Suppose that $OABC$ is a regular tetrahedron with sides having centroids $\lbrace E,F,G,H\rbrace$ also forming a regular tetrahedron. What is the relationship between the side lengths of $OABC$ and $EFGH$?
I suspect that tetrahedron $EFGH$ has side lengths $1/3$ of that of $OABC$ but I'm unsure as to how to prove it.
On
The ratio of the edge-lengths is equal to the ratio of the circumradii. Since the insphere of $ABCD$ is tangent to the faces at the centroids, it is also the circumsphere of $EFGH$. As Wikipedia notes, $$\text{inradius of regular tetrahedron} = \frac13 \cdot \text{circumradius of regular tetrahedron}$$ so your suspicion is correct.
The centroid of the face $ABC$ is $\frac13(A+B+C)$. The centroid of the whole large tetrahedron is $\frac14(O+A+B+C)$. Note that $$ \tfrac14(O+A+B+C) = \tfrac14 O + \tfrac34 (\tfrac13(A+B+C)) $$ This shows that the centroid of the large tetrahedron is $\frac34$ of the way along the line segment from the vertex $O$ to the centroid of the opposite face.

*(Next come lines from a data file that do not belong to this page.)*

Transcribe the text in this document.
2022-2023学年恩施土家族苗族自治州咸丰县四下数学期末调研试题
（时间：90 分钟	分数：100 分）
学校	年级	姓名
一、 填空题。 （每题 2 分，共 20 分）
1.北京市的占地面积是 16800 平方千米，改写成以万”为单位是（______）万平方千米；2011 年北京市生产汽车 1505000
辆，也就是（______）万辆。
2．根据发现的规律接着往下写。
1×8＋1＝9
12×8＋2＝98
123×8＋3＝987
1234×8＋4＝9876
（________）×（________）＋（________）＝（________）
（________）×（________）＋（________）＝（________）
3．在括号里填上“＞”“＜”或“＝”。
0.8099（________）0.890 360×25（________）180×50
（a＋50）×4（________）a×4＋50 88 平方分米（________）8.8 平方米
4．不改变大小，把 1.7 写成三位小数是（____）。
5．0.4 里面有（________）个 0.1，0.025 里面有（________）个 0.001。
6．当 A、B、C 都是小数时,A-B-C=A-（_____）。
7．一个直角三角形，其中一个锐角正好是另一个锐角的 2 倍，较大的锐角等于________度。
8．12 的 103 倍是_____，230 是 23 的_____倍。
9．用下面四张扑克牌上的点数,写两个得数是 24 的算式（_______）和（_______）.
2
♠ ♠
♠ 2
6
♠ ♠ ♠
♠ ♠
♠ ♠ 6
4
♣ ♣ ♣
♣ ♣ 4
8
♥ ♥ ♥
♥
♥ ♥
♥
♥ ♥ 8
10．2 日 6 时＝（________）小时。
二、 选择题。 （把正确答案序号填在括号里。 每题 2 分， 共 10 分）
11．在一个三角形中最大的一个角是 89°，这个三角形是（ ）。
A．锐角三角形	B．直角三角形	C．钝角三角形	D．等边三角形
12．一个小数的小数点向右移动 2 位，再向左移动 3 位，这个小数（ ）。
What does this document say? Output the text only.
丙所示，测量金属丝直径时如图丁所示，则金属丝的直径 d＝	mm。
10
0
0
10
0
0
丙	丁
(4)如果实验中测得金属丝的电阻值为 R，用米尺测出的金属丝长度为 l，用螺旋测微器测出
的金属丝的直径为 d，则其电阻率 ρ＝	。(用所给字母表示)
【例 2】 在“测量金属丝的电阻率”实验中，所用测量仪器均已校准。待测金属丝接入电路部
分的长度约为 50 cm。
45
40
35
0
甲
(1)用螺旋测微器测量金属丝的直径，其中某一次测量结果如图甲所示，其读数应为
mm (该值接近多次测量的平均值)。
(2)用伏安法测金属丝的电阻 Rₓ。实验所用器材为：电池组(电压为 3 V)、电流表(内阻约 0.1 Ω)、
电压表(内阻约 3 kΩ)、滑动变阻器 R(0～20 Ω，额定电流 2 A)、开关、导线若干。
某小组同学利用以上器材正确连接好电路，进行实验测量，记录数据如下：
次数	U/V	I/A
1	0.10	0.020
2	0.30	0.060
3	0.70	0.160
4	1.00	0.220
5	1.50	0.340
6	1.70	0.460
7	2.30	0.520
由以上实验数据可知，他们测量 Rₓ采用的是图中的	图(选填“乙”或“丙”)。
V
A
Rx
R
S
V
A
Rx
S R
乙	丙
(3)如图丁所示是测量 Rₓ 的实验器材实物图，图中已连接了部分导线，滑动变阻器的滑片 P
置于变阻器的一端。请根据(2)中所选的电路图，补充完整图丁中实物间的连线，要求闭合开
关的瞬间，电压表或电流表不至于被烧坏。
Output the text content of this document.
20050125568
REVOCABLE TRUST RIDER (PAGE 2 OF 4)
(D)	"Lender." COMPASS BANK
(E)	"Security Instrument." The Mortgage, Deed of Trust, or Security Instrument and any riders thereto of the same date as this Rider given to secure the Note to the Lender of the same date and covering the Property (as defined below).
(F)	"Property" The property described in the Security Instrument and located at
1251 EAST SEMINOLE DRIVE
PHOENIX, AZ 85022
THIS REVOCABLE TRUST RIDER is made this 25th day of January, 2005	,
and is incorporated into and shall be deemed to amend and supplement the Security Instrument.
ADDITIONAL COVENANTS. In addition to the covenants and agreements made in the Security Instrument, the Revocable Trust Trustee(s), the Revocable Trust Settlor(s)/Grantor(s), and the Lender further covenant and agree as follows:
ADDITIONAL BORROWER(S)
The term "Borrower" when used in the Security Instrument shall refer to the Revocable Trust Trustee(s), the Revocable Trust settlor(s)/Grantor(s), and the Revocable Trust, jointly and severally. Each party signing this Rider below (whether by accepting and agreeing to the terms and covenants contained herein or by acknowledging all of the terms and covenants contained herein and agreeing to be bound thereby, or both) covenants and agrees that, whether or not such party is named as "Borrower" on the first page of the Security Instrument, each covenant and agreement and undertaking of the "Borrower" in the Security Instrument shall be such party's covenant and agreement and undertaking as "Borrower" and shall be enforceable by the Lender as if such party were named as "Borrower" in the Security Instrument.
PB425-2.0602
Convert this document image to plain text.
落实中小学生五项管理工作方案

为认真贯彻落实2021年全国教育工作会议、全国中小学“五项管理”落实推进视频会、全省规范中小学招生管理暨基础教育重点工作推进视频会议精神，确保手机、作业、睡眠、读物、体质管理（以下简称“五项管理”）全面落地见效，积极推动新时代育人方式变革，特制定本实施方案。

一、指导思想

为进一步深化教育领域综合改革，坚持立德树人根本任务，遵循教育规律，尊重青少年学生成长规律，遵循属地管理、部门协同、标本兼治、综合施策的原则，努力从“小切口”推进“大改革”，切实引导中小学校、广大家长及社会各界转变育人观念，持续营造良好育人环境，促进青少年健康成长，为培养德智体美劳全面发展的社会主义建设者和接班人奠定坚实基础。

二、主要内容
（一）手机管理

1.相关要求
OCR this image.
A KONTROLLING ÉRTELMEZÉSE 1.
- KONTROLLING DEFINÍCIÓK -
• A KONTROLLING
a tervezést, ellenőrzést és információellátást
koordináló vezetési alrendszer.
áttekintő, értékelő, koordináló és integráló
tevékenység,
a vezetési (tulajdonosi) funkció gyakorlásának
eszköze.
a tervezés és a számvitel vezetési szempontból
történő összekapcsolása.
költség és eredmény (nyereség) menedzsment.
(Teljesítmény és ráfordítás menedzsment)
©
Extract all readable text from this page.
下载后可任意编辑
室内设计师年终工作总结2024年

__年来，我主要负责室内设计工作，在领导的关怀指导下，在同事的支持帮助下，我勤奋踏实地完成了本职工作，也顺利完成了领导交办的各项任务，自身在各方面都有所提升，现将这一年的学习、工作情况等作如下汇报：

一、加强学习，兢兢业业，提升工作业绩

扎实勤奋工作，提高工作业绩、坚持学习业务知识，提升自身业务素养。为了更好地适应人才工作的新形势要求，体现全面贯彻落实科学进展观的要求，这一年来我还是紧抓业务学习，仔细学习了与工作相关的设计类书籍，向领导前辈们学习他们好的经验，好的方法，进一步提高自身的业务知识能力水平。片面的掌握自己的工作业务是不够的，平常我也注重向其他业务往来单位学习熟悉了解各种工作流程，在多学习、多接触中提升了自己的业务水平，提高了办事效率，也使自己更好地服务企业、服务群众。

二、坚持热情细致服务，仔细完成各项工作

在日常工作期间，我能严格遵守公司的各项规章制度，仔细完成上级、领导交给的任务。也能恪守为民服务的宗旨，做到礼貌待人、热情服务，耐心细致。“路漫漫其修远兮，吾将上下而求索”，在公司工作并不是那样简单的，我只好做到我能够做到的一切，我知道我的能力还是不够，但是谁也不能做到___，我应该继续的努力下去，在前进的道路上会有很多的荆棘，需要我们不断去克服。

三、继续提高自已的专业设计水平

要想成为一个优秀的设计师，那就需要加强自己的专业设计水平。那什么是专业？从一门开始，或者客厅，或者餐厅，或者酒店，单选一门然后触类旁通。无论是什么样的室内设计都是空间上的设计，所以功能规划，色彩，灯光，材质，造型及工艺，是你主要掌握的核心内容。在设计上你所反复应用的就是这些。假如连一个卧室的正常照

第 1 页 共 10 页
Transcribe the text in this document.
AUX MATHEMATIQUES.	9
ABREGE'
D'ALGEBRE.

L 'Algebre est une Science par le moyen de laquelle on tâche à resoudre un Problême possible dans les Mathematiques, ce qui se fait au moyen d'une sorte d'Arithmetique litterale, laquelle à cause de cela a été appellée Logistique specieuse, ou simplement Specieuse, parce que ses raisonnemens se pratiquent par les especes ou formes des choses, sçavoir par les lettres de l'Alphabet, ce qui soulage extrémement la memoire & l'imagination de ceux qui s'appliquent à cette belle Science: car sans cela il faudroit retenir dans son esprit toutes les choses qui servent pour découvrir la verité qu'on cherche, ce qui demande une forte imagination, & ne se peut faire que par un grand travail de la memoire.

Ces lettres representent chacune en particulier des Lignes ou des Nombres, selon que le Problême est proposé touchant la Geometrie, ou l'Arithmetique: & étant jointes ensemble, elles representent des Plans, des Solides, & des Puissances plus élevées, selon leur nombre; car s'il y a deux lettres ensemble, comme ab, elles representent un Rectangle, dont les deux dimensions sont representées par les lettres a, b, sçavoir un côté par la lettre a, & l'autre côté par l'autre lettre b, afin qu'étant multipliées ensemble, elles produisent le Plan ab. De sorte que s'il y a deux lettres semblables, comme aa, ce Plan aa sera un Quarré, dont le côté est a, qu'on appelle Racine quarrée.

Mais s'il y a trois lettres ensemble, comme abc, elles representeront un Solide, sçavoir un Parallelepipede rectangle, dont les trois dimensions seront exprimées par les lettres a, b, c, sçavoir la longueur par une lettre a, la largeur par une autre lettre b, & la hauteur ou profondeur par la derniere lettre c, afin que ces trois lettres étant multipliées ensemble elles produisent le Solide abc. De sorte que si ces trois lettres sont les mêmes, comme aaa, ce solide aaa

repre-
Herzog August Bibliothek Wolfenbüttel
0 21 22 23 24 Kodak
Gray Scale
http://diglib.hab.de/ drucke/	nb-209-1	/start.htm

Thus the distance from the centroid of the large tetrahedron to the centroid of the face is $\frac13$ of the distance to the vertex $O$. Now, $O$ was arbitrary, so the analogous statement is true for each vertex and the centroid of its opposite face. Thus the little tetrahedron can be obtained from the large one by scaling (with centre the centroid of the big tetrahedron) by $-\frac13$.
(Compare the fact that the medians of a triangle concur at its centroid, which lies $\frac23$ of the way along each median. In fact this argument generalizes to $n$ dimensions quite readily.)